Frohner, N. (2023). Advancing state space search for static and dynamic Optimization by parallelization and learning [Dissertation, Technische Universität Wien]. reposiTUm. https://doi.org/10.34726/hss.2023.113960
state space search; beam search; adaptive large neighborhood search; data-parallel search; traveling tournament problem; permutation flowshop problem; dynamic and stochastic vehicle routing; same-day delivery problems; value function approximation
en
Abstract:
In this thesis, we aim to advance state space search for static combinatorial optimization and stochastic decision making problems. With the recent rise of data-driven approaches based on machine learning methods and the increase of high-performance computing resources, we have new tools at our disposal to further push the practical limits of existing solution approaches.
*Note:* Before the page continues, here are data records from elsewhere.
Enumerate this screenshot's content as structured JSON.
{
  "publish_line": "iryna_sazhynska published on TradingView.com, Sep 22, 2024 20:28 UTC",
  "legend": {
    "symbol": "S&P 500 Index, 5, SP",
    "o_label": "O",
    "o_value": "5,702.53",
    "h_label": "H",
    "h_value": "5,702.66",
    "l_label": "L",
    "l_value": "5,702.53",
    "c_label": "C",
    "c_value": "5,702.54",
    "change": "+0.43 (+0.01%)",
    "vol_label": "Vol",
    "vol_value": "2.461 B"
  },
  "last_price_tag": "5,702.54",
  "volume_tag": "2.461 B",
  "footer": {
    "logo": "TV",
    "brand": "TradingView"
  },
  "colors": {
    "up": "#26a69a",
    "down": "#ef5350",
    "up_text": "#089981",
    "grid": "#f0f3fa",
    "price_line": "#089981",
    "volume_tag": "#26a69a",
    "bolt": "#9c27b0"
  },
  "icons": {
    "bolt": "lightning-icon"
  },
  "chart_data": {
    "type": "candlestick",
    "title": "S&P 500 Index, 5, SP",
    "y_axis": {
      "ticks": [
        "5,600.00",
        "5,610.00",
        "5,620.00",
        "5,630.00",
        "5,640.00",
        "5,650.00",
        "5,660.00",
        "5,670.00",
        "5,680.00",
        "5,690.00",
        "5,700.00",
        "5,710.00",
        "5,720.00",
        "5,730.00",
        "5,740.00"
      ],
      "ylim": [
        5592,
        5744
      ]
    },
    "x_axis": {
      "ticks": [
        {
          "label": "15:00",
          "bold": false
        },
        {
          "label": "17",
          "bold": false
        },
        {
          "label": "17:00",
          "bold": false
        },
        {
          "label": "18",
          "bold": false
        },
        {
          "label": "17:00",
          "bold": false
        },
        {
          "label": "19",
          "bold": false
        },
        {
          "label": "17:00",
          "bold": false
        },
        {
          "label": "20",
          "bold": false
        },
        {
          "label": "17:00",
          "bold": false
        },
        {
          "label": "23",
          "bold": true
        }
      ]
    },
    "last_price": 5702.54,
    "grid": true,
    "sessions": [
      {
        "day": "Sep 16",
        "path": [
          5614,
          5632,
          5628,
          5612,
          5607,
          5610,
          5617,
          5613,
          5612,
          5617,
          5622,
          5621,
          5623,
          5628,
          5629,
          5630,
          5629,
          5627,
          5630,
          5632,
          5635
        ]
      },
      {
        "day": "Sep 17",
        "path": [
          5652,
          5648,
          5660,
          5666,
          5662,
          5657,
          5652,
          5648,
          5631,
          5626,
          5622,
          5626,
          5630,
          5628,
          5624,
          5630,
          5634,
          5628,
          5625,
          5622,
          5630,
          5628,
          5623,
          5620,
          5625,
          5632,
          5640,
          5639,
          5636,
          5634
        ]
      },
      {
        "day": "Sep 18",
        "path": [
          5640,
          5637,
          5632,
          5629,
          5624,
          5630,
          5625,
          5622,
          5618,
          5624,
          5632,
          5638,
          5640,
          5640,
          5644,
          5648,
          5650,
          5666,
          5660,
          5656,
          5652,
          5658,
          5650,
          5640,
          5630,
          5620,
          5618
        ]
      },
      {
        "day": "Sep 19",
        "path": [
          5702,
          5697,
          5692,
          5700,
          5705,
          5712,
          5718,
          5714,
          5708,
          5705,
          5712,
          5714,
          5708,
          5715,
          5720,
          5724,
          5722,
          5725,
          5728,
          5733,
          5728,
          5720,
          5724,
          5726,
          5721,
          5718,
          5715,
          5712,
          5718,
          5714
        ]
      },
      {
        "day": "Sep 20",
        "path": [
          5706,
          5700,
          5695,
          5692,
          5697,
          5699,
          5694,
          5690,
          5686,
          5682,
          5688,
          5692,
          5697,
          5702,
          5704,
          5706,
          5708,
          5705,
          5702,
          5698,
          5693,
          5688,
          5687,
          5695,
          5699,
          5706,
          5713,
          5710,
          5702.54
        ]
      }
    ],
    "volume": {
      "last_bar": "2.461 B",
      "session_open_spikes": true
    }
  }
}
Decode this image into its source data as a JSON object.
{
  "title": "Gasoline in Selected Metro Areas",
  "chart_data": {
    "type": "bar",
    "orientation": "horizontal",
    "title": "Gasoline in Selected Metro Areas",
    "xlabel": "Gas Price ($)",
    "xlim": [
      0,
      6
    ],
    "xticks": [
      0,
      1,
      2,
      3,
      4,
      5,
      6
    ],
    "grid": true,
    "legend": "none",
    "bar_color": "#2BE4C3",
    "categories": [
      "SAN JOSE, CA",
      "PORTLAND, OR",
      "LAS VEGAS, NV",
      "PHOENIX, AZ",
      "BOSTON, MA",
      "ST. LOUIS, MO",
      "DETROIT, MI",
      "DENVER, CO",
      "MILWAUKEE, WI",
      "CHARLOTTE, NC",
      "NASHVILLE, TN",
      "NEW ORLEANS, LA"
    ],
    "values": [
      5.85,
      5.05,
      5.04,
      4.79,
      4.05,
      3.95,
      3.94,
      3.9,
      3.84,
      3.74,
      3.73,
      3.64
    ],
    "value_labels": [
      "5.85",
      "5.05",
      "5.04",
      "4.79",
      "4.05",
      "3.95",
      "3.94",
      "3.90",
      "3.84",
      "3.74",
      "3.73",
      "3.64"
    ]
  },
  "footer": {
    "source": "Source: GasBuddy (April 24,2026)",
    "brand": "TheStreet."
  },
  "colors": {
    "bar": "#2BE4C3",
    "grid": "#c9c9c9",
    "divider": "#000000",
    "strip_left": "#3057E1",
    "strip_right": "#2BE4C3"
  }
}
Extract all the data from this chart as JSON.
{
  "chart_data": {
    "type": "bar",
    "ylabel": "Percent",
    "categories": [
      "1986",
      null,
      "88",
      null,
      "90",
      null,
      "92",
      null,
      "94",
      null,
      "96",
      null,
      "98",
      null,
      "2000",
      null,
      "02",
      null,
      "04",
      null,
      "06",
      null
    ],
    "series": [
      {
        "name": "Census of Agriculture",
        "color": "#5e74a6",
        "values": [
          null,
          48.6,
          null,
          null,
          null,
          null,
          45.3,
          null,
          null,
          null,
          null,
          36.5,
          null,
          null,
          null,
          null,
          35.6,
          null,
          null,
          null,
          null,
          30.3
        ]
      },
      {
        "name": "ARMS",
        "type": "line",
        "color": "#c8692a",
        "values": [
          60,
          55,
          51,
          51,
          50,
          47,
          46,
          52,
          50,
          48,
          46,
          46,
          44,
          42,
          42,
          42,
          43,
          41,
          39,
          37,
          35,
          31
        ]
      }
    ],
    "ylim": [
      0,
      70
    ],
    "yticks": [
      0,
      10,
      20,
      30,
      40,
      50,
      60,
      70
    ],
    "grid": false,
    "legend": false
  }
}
Driven by successful applications of the well-known heuristic state-space search method beam search, we implement and evaluate a general, data-parallel beam search framework in Julia for static combinatorial optimization problems. We demonstrate substantial speedups on the challenging traveling tournament problem (TTP), the permutation flow- shop problem, and the maximum independent set problem, with medium to high parallel efficiency for sufficiently large problem instances. With large-scale runs, this allows finding many new best feasible solutions for long-standing difficult benchmark instances of the TTP. As a challenging stochastic decision-making problem, we consider a real-world same-hour delivery problem originating from an online supermarket in Vienna, which promises to deliver orders within the hour. There, the task is to automatically dispatch a fleet of vehicles by planning their delivery routes and potential overtime to react to dynamically arriving unknown orders throughout the day, with the objective to maximize customer satisfaction while keeping delivery costs low. We propose and compare various policies based on a double-horizon approach, scenario sampling, surrogate functions, and value function learning, and compare these with myopic baseline policies. A key observation is that the potentially high computational demand of a classical scenario sampling approach can be replaced by an offline training of a machine learning model that is used effectively in the online decision making.